Tina's Rock Block
All Is Dream – Mercury Rev
All Is Dream – Mercury Rev
When do you listen to music? What is your favourite way to enjoy it? Do you listen the mix of new and old coming from the radio, when you iron hubby’s shirts? Do you choose some special records for the evening before your guests arrive? Do you listen to music at work? I do all of this. I listen to music nearly all the time and my choice for the moment depends on lots of things like the situation and my actual mood.
Today I want to tell you about a special occasion, when music is even more essential for me than normal (if this is possible). I talk about writing a fictional story. Lots of you are very good writers and I am really curious, which kind of rituals you have, when you sit down to write. I guess, I will start a thread on the board about it.
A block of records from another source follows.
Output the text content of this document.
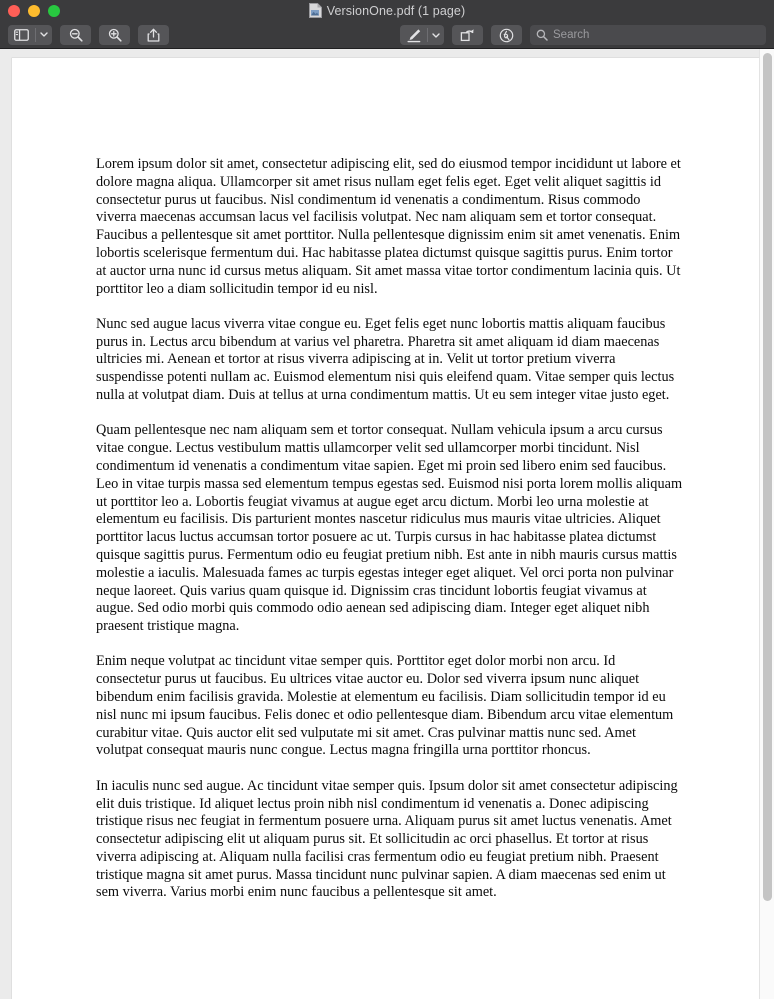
VersionOne.pdf (1 page)
Search

Lorem ipsum dolor sit amet, consectetur adipiscing elit, sed do eiusmod tempor incididunt ut labore et dolore magna aliqua. Ullamcorper sit amet risus nullam eget felis eget. Eget velit aliquet sagittis id consectetur purus ut faucibus. Nisl condimentum id venenatis a condimentum. Risus commodo viverra maecenas accumsan lacus vel facilisis volutpat. Nec nam aliquam sem et tortor consequat. Faucibus a pellentesque sit amet porttitor. Nulla pellentesque dignissim enim sit amet venenatis. Enim lobortis scelerisque fermentum dui. Hac habitasse platea dictumst quisque sagittis purus. Enim tortor at auctor urna nunc id cursus metus aliquam. Sit amet massa vitae tortor condimentum lacinia quis. Ut porttitor leo a diam sollicitudin tempor id eu nisl.

Nunc sed augue lacus viverra vitae congue eu. Eget felis eget nunc lobortis mattis aliquam faucibus purus in. Lectus arcu bibendum at varius vel pharetra. Pharetra sit amet aliquam id diam maecenas ultricies mi. Aenean et tortor at risus viverra adipiscing at in. Velit ut tortor pretium viverra suspendisse potenti nullam ac. Euismod elementum nisi quis eleifend quam. Vitae semper quis lectus nulla at volutpat diam. Duis at tellus at urna condimentum mattis. Ut eu sem integer vitae justo eget.

Quam pellentesque nec nam aliquam sem et tortor consequat. Nullam vehicula ipsum a arcu cursus vitae congue. Lectus vestibulum mattis ullamcorper velit sed ullamcorper morbi tincidunt. Nisl condimentum id venenatis a condimentum vitae sapien. Eget mi proin sed libero enim sed faucibus. Leo in vitae turpis massa sed elementum tempus egestas sed. Euismod nisi porta lorem mollis aliquam ut porttitor leo a. Lobortis feugiat vivamus at augue eget arcu dictum. Morbi leo urna molestie at elementum eu facilisis. Dis parturient montes nascetur ridiculus mus mauris vitae ultricies. Aliquet porttitor lacus luctus accumsan tortor posuere ac ut. Turpis cursus in hac habitasse platea dictumst quisque sagittis purus. Fermentum odio eu feugiat pretium nibh. Est ante in nibh mauris cursus mattis molestie a iaculis. Malesuada fames ac turpis egestas integer eget aliquet. Vel orci porta non pulvinar neque laoreet. Quis varius quam quisque id. Dignissim cras tincidunt lobortis feugiat vivamus at augue. Sed odio morbi quis commodo odio aenean sed adipiscing diam. Integer eget aliquet nibh praesent tristique magna.

Enim neque volutpat ac tincidunt vitae semper quis. Porttitor eget dolor morbi non arcu. Id consectetur purus ut faucibus. Eu ultrices vitae auctor eu. Dolor sed viverra ipsum nunc aliquet bibendum enim facilisis gravida. Molestie at elementum eu facilisis. Diam sollicitudin tempor id eu nisl nunc mi ipsum faucibus. Felis donec et odio pellentesque diam. Bibendum arcu vitae elementum curabitur vitae. Quis auctor elit sed vulputate mi sit amet. Cras pulvinar mattis nunc sed. Amet volutpat consequat mauris nunc congue. Lectus magna fringilla urna porttitor rhoncus.

In iaculis nunc sed augue. Ac tincidunt vitae semper quis. Ipsum dolor sit amet consectetur adipiscing elit duis tristique. Id aliquet lectus proin nibh nisl condimentum id venenatis a. Donec adipiscing tristique risus nec feugiat in fermentum posuere urna. Aliquam purus sit amet luctus venenatis. Amet consectetur adipiscing elit ut aliquam purus sit. Et sollicitudin ac orci phasellus. Et tortor at risus viverra adipiscing at. Aliquam nulla facilisi cras fermentum odio eu feugiat pretium nibh. Praesent tristique magna sit amet purus. Massa tincidunt nunc pulvinar sapien. A diam maecenas sed enim ut sem viverra. Varius morbi enim nunc faucibus a pellentesque sit amet.
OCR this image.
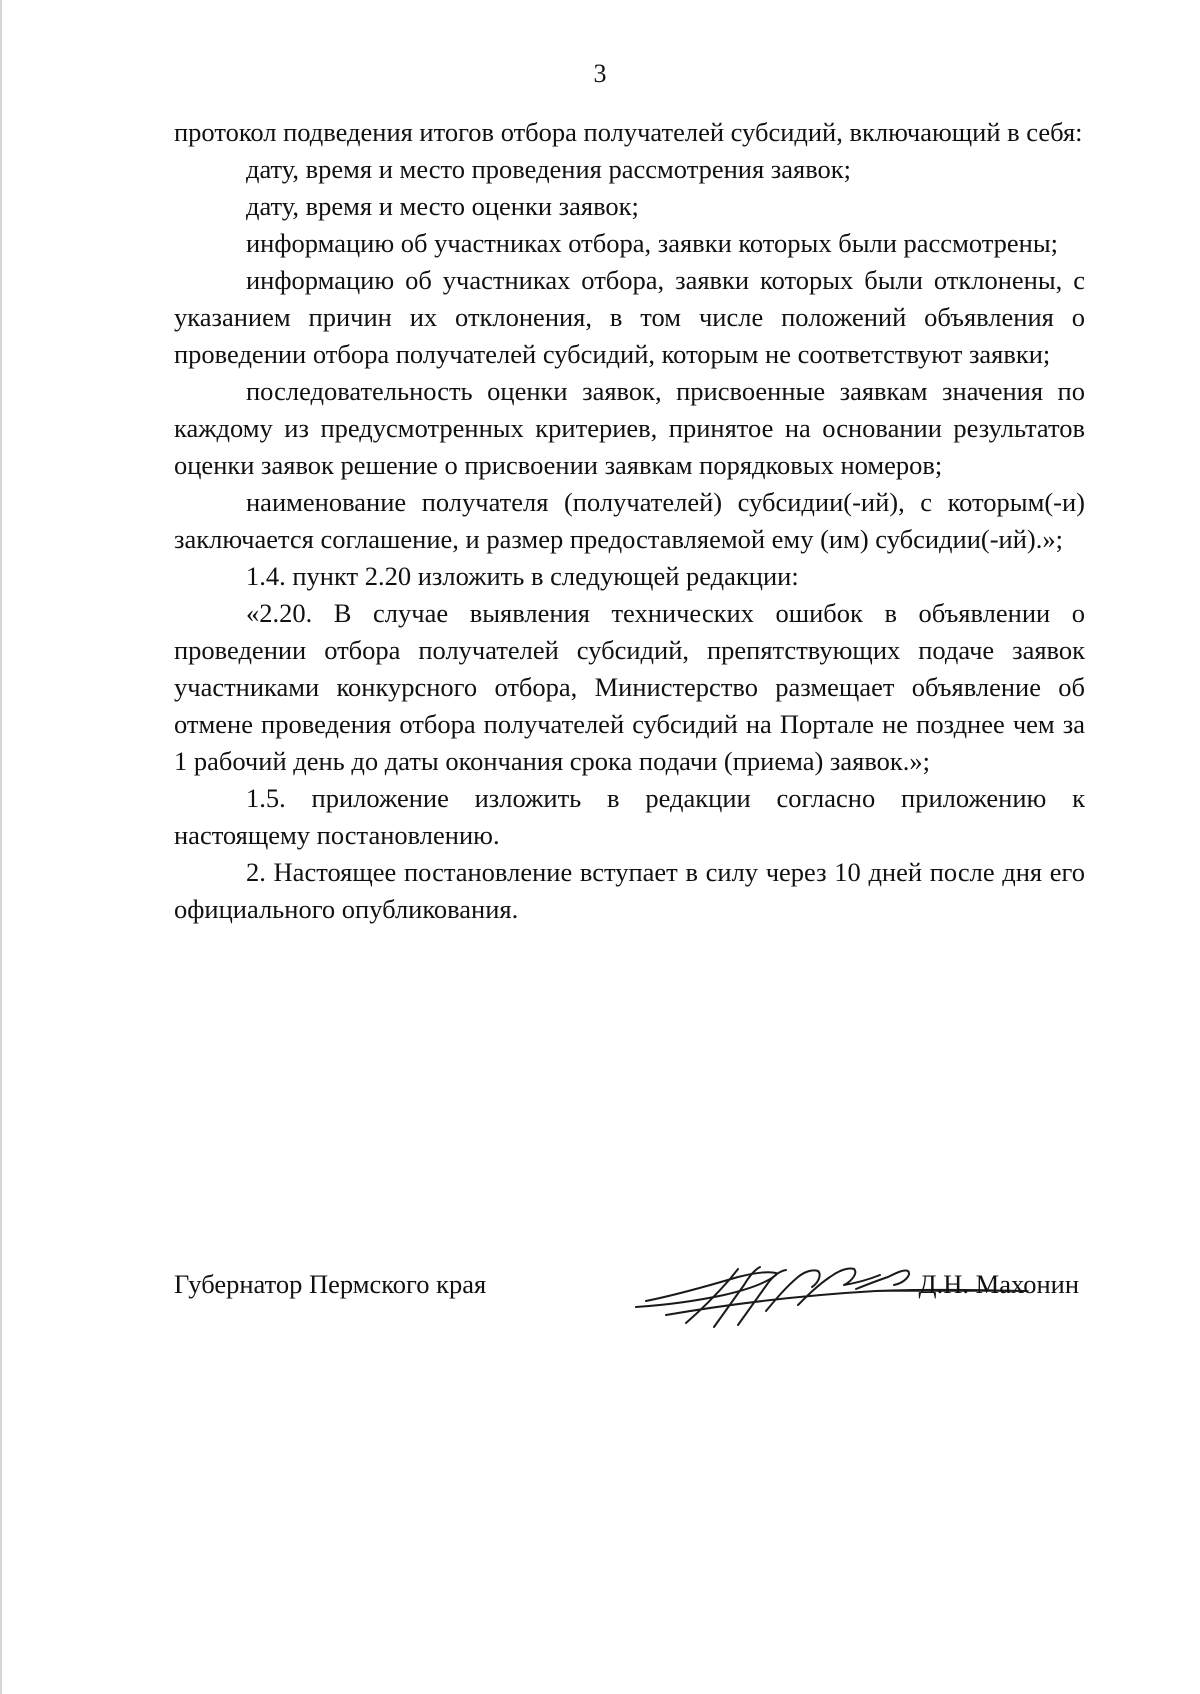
3

протокол подведения итогов отбора получателей субсидий, включающий в себя:

дату, время и место проведения рассмотрения заявок;

дату, время и место оценки заявок;

информацию об участниках отбора, заявки которых были рассмотрены;

информацию об участниках отбора, заявки которых были отклонены, с указанием причин их отклонения, в том числе положений объявления о проведении отбора получателей субсидий, которым не соответствуют заявки;

последовательность оценки заявок, присвоенные заявкам значения по каждому из предусмотренных критериев, принятое на основании результатов оценки заявок решение о присвоении заявкам порядковых номеров;

наименование получателя (получателей) субсидии(-ий), с которым(-и) заключается соглашение, и размер предоставляемой ему (им) субсидии(-ий).»;

1.4. пункт 2.20 изложить в следующей редакции:

«2.20. В случае выявления технических ошибок в объявлении о проведении отбора получателей субсидий, препятствующих подаче заявок участниками конкурсного отбора, Министерство размещает объявление об отмене проведения отбора получателей субсидий на Портале не позднее чем за 1 рабочий день до даты окончания срока подачи (приема) заявок.»;

1.5. приложение изложить в редакции согласно приложению к настоящему постановлению.

2. Настоящее постановление вступает в силу через 10 дней после дня его официального опубликования.

Губернатор Пермского края	Д.Н. Махонин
When I sit down to write, it’s very important to have the right atmosphere. I have two rooms for me in our apartment. One is my living and bedroom (I have one of these really functional bedsofas), which is packed with entertainment electronics (hello electro-smog ;) . The other rooms is my “creative place”, my “private office” I told you about in the David Bowie (attention: Bowie’s new record “Heathen” will be released in a few days!) column. This is also the place, where I write my fics. So when I go to work, I place some cookies and a big bottle of water on the table, I take care of nice lights in the room (enough at the table for my eyes and not too much in the rest of the room) – and then I choose some CDs I can put in the CD-R of my computer. Without music I cannot write a line. I need it to open my mind, to calm down, to exclude daily life trouble from the room. It doesn’t work with every kind of music. I went through my whole, not too small collection and tried all kinds of music. Some records I love most like my Black Crowes stuff for example don’t do it in this special situation. And some others, who barely fit in the normal life, are prefect – like Mercury Rev’s “Deserter’s Songs” and “All Is Dream”. And so I decided to tell you in this month’s column a bit more about this really extraordinary band.
Mercury Rev was formed back in the late 80ies in Buffalo as a sextet with Jonathan Donahue on guitar, David Baker as vocalist, clarinettist Grasshoper, bass flutist Suzanne Thorpe, bass guitarist Dave Fridman and drummer Jimmy Chamber. In the beginning it was more “a project” than a classic rock band, when Mercury Rev in the first place created soundtracks for the experimental student films of the musicians and their friends.
Parallel to Donahue’s (guitar) and Fridman’s (producer) work with the “Flaming Lips” Mercury Rev developed from a loose group of people jamming together to a real bans, who released their debut “Yerself Is Steam” signed to Rough Trade, USA. Although the record was critically acclaimed, the band could not profit from this success since RTD USA declared bankruptcy on the day of the record release and so the band was without promotion and distribution deal.
Although Mercury Rev released (on a small indie lable) the “Car Wash EP” only a few month later things did not work out too well for the band. For a longer period including the 1993 release “Boces” (their first UK Top 50 record) lots of rumours about a break-up and stories of awful shows with a on stage fighting band and a drunken singer were the only real news about them. The consequence of the conflicts in the group finally was the departure of singer David Baker. Guitarist Jonathan Donahue was now the charismatic front man of the group. As another change Dave Fridman decided to follow his long term passion to focus on sound-engineering and producing.
The re-organised band went back to studio in 1995 to record “See You On The Other Side”. When Mercury Rev focussed in the past on a rough kind of “space rock” sound this new release is a musical turning point in the band’s history. Without Baker’s darker impulses they opened their repertoire to a new diversity in style. The fascinating pop-jazz experiments, the emotional depth and Donahue’s goose bumps making voice amazed critics and fans.
Whoever thought, that this success would make the musicians happy and optimistic, was wrong. Because of all the personal problems the first day members Chambers and Thorpe left the band, when Grashopper and Donahue went together with their new band mates Adam Snyder and Jeff Mercel to the loneliness of the Catskill Mountains to create a brand new version of Mercury Rev. With this new line up the band released the 1998 “Deserter’s Songs” and the 2001 “All Is Dream”.
And here we are with my both favourite records. I will not start to describe them detailed song for song. That would not fit in the concept of the music, which is a bigger ones. And I do not want to separate the two records, because they are very close in the musical style and the emotional depth. So what can you expect, when you listen to those records? You will hear a very extraordinary mixture of musical styles, lots of classical instruments, orchestral parts, a heartbreaking singing saw and Jonathan Donahue’s dreamy voice. If it works for you like it works for me, the music will open your mind and soul. I know that I am not the only one, who feels like this since lots of my friends love Mercury Rev like I do and I found lots of fascinated, highly commending, dreamy reviews, when I did some research for this column. So probably you will give it a tray as well?
A last note: Live on stage the band presents their in a much more rockin’ way, but they still understand how to bewitch their audience with long and hypnotising jam sessions. …. And finally, after the encore Jonathan Donahue sits down on a chair and plays – the singing saw.